There was a cost-discipline question underneath it. Localization infrastructure had a $155,000 approved budget line. That was a meaningful number — and I wasn’t interested in spending to the ceiling just because the ceiling was there.

§ 02How I uncovered the path

Three vendors, and a deciding factor that wasn’t price.

I ran a formal RFP against three vendors: Transperfect, Weglot, and Lokalise. The evaluation covered translation quality, AI-assisted workflow, integration fit with Webflow, pricing structure, and the technical depth of each vendor’s approach to implementation. With Lokalise we went far enough in diligence to execute an NDA — not something you do unless you’re seriously weighing what a partnership would involve.

Transperfect was the largest player, with enterprise-grade positioning, but its pricing and integration model weren’t the right fit for what NCR needed. Lokalise was a strong contender — capable platform, good API coverage — but once we got into the specifics of the architecture, Weglot’s approach aligned more closely with how we needed to handle content rendering and editorial workflow.

The deciding factor wasn’t price or a feature checklist. Weglot brought genuine technical depth to the scoping conversations, and that mattered because what we were building wasn’t an off-the-shelf integration. The architecture would be co-developed with our IT team and the vendor — a novel setup designed to make machine-translated content publishable and editable at scale within NCR’s content workflow.

“The deciding factor wasn’t price or a feature checklist — it was which vendor brought real technical depth to the scoping.”
§ 03The solution

A purpose-built WYSIWYG localization layer.

Weglot · machine translation with WYSIWYG editorial layer
Image to come.

We selected Weglot and built a localization platform that used machine translation at scale with a WYSIWYG editing workflow layered on top. The WYSIWYG capability mattered operationally: editors could see exactly how translated content would render before it went live, which cut QA overhead substantially against the previous process, where editors were effectively reviewing content blind.

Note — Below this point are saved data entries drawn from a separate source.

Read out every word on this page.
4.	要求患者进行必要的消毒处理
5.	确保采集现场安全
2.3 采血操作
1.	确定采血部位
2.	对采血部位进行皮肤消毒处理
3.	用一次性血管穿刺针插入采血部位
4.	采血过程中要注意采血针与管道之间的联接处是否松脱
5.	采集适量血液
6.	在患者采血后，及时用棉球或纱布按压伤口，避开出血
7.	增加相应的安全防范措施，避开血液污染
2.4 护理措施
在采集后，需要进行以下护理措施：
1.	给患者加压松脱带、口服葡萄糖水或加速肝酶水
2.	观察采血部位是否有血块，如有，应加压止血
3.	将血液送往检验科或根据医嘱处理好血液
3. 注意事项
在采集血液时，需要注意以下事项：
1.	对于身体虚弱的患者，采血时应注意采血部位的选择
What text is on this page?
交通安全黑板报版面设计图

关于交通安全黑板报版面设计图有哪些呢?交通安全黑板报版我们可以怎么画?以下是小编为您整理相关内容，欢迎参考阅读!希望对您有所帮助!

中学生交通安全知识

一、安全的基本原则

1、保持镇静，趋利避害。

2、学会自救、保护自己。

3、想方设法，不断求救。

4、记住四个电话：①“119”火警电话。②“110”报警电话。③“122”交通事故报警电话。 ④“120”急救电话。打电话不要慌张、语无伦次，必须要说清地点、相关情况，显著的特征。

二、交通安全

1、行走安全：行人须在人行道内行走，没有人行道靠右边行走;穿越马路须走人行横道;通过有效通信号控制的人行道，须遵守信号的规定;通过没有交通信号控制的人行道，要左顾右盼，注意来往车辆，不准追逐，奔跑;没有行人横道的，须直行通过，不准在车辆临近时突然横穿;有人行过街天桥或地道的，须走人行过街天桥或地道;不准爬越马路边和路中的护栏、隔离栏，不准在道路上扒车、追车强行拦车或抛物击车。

The architecture — the system tying together translation management, editorial review, and publishing controls across NCR’s international properties — was purpose-built. It wasn’t a standard Weglot deployment; it took close collaboration between our IT team and the vendor to get the integration right inside NCR’s Webflow environment. That work became the foundation for localized publishing across the global site.

§ 04Outcomes

A cleared dependency and a platform that kept working.

Cost discipline
Came in 49% under the approved budget — $79,622 against $155,000 — by selecting on fit rather than spending to the ceiling.
Procurement
Ran a full RFP across three vendors, with NDAs negotiated where diligence warranted, and selected on technical fit rather than price or brand.
Architecture
Co-developed a novel WYSIWYG localization layer with IT and Weglot — not a standard deployment, designed for NCR’s Webflow CMS and publishing workflow.
Workflow
Gave editors visibility into rendered translated content before publish, cutting QA overhead against a previously blind review process.
Dependency cleared
Unblocked the next phase of the Cardtronics migration and AEM-to-Webflow replatforming, which couldn’t complete without a functioning localization layer.
A note on metrics

This was infrastructure, not a campaign — the honest outcomes are the disciplined procurement, the architecture decision, and the dependency it cleared. The one hard number worth claiming is the budget: 49% under, on a single line.